Both melanoma and non-melanoma skin cancer (NMSC) cells express CB1 and CB2 receptors and the endocannabinoid system is being discovered as playing a vital role in melanoma and NMSC development and progression. Preclinical data so far indicates that cannabinoid receptor agonists may be appropriate therapeutic targets for melanoma that phyto- and synthetic cannabinoids are capable of decreasing NMSC growth in different tumour models.
This animal study looked at the effects of treatment with a cannabinoid derivative on malignant melanoma tumours and a significant decrease in tumour size was detected in mice treated with CBD when compared with the control group. The authors concluded that further studies are necessary to evaluate this potentially new and novel treatment of malignant melanoma.
Topical cannabinoid creams may additionally play an important role in reducing pain and speeding up healing time and may be particularly useful for skin conditions such as pyoderma gangrenosum, as demonstrated in this small Canadian study. Again, whilst being a small study with narrow design this does highlight a need for further research within this area.

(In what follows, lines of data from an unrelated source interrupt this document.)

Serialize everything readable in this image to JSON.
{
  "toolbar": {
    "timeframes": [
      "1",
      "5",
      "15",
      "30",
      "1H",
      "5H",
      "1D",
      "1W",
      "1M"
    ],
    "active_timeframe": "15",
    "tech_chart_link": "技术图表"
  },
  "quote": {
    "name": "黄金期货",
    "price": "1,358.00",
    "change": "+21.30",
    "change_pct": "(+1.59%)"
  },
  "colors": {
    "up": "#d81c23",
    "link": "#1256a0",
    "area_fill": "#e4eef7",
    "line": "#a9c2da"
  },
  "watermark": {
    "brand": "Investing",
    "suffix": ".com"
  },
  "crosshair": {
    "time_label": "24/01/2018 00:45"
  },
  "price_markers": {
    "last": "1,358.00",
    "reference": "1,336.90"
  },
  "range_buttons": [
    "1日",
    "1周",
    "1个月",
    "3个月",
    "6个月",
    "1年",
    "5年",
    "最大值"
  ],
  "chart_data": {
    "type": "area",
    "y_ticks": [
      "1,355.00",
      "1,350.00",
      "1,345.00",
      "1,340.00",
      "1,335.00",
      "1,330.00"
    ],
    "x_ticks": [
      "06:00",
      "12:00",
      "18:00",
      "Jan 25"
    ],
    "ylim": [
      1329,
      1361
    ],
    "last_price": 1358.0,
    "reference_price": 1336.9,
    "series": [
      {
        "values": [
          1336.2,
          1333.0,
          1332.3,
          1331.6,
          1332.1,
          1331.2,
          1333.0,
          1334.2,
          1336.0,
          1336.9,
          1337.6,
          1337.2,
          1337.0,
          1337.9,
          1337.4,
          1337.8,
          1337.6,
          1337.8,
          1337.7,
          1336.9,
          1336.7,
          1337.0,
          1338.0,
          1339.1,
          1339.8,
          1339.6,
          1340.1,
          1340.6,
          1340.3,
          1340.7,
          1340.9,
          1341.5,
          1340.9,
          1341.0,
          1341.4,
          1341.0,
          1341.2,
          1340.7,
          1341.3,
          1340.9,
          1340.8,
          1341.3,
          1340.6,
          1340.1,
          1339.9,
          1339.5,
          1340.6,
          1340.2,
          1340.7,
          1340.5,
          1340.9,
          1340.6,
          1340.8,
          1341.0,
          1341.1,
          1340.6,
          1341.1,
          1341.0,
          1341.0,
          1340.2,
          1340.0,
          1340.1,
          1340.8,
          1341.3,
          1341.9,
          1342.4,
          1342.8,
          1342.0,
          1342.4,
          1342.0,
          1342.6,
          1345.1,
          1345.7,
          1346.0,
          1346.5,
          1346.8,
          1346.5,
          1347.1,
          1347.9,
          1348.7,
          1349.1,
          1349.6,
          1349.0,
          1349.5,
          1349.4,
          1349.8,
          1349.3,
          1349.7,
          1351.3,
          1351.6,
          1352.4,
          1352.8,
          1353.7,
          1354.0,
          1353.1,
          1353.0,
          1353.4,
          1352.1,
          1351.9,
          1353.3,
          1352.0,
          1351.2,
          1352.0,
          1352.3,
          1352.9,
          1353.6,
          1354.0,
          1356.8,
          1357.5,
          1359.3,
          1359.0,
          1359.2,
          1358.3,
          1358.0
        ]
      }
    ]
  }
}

The topical delivery of cannabinoids can be problematic due to the highly lipophilic nature of the compounds, which rely on fatty substrates for absorption and have low penetration when placed directly onto the skin. One possible solution is using nanoparticle encapsulation which slowly delivers cannabinoids into the skin for maximum penetration and benefit to patients. This recent animal study demonstrated the efficacy of nanoparticles for delivering cannabinoids into the skin and improving symptoms of cutaneous lupus erythematosus.
Given the pace of current research and the emerging evidence base, the future looks promising for cannabinoid-based products as potential new treatment pathways for a wide range of skin conditions. Some of these may be turn out to be life changing treatments for patients who have failed to respond to more conventional therapies.
However, we must be reminded that our current understanding of the role of the cannabinoid system in the skin is still largely confined to relatively small, pre-clinical trials and as always, caution is needed around new and novel treatments. There should now be a focus on larger scale, clinical studies to further assess the mechanisms, safety, and efficacy of cannabinoids in the treatment of dermatologic diseases.